Dr. Woodcock pointed out that antibacterial drug development faces several scientific and business challenges: the difficulty of designing clinical trials due to small patient populations; a lack of standardized data; and a decline in funds targeted to developing new drugs.
Additionally, antibiotics are typically priced much lower than most drugs and used for shorter durations than drugs for chronic illnesses, Amanda Jezek, IDSA’s director of government relations, pointed out to GEN. “Chronic drugs are much more profitable for companies than antibiotics, so it’s very challenging to get companies to direct their resources to this space.
“And we also typically want to make sure that antibiotics are not overused,” and thus breed resistance to the drugs, she added. “There are so many challenges to antibiotic development, which underscores the need for some creative thinking about how to get some companies back in the game of developing antibiotics,” Jezek remarked.

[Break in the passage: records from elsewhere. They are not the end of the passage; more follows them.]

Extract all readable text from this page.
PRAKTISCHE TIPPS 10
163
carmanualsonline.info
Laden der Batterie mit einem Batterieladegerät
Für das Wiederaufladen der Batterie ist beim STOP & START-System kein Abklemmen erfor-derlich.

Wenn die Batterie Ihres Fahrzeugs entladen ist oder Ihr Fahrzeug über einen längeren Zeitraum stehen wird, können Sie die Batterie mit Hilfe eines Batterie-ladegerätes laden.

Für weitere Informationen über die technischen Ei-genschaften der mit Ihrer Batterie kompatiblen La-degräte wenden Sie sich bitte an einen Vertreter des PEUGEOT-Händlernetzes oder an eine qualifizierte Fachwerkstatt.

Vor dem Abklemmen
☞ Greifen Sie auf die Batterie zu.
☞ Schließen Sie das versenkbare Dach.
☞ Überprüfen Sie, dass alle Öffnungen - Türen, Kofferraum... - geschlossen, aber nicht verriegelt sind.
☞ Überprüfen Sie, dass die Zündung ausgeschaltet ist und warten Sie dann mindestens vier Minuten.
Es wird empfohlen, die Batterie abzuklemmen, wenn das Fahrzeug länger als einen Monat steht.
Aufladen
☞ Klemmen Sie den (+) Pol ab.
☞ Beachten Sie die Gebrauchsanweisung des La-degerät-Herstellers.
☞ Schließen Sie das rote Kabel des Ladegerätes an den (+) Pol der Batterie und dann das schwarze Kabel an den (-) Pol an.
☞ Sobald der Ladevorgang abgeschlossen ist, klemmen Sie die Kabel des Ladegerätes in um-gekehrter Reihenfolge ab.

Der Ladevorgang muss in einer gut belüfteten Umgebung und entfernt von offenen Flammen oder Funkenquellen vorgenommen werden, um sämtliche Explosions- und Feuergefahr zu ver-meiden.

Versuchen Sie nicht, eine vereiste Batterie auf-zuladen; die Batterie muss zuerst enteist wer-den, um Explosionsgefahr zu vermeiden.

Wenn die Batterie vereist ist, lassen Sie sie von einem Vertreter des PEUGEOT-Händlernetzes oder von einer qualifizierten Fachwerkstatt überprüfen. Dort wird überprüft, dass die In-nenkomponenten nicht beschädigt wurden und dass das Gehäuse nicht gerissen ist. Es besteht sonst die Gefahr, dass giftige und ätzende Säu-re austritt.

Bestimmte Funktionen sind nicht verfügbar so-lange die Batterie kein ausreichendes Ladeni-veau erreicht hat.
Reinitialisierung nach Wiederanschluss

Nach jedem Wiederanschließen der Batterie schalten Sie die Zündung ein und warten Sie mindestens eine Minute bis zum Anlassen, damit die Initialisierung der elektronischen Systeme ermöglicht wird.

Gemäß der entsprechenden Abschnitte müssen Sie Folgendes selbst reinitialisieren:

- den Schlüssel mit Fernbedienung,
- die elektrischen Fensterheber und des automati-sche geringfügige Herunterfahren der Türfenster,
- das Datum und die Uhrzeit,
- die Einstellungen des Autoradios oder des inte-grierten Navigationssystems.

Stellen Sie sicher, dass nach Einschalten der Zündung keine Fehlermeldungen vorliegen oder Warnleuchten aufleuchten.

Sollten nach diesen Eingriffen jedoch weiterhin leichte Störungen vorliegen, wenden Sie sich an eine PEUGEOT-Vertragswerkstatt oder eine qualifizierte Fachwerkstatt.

One example of the scientific challenge emerged last month. Researchers from Columbia University Medical Center, NIH, and St. George’s University of London detailed how methicillin-susceptible S. aureus (MSSA) clone ST398-NM has emerged as a significant cause of community-associated infections in humans in the U.S., Europe, and China. Based on samples from 332 Manhattan households, scientists determined ST398-NM efficiently transmits from person to person in part because it adheres well to human skin.
The goal is less curing the disease with drugs than preventing it in healthy people: “Perhaps understanding the risk of a certain strain would help us actually to devise interventions other than drugs,” the study’s lead author Anne-Catrin Uhlemann, M.D., a Columbia researcher, told GEN. “I think it’s more about learning what happens at the molecular epidemiology interface, understanding what these strains mean, and then changing behavior and being preventive.”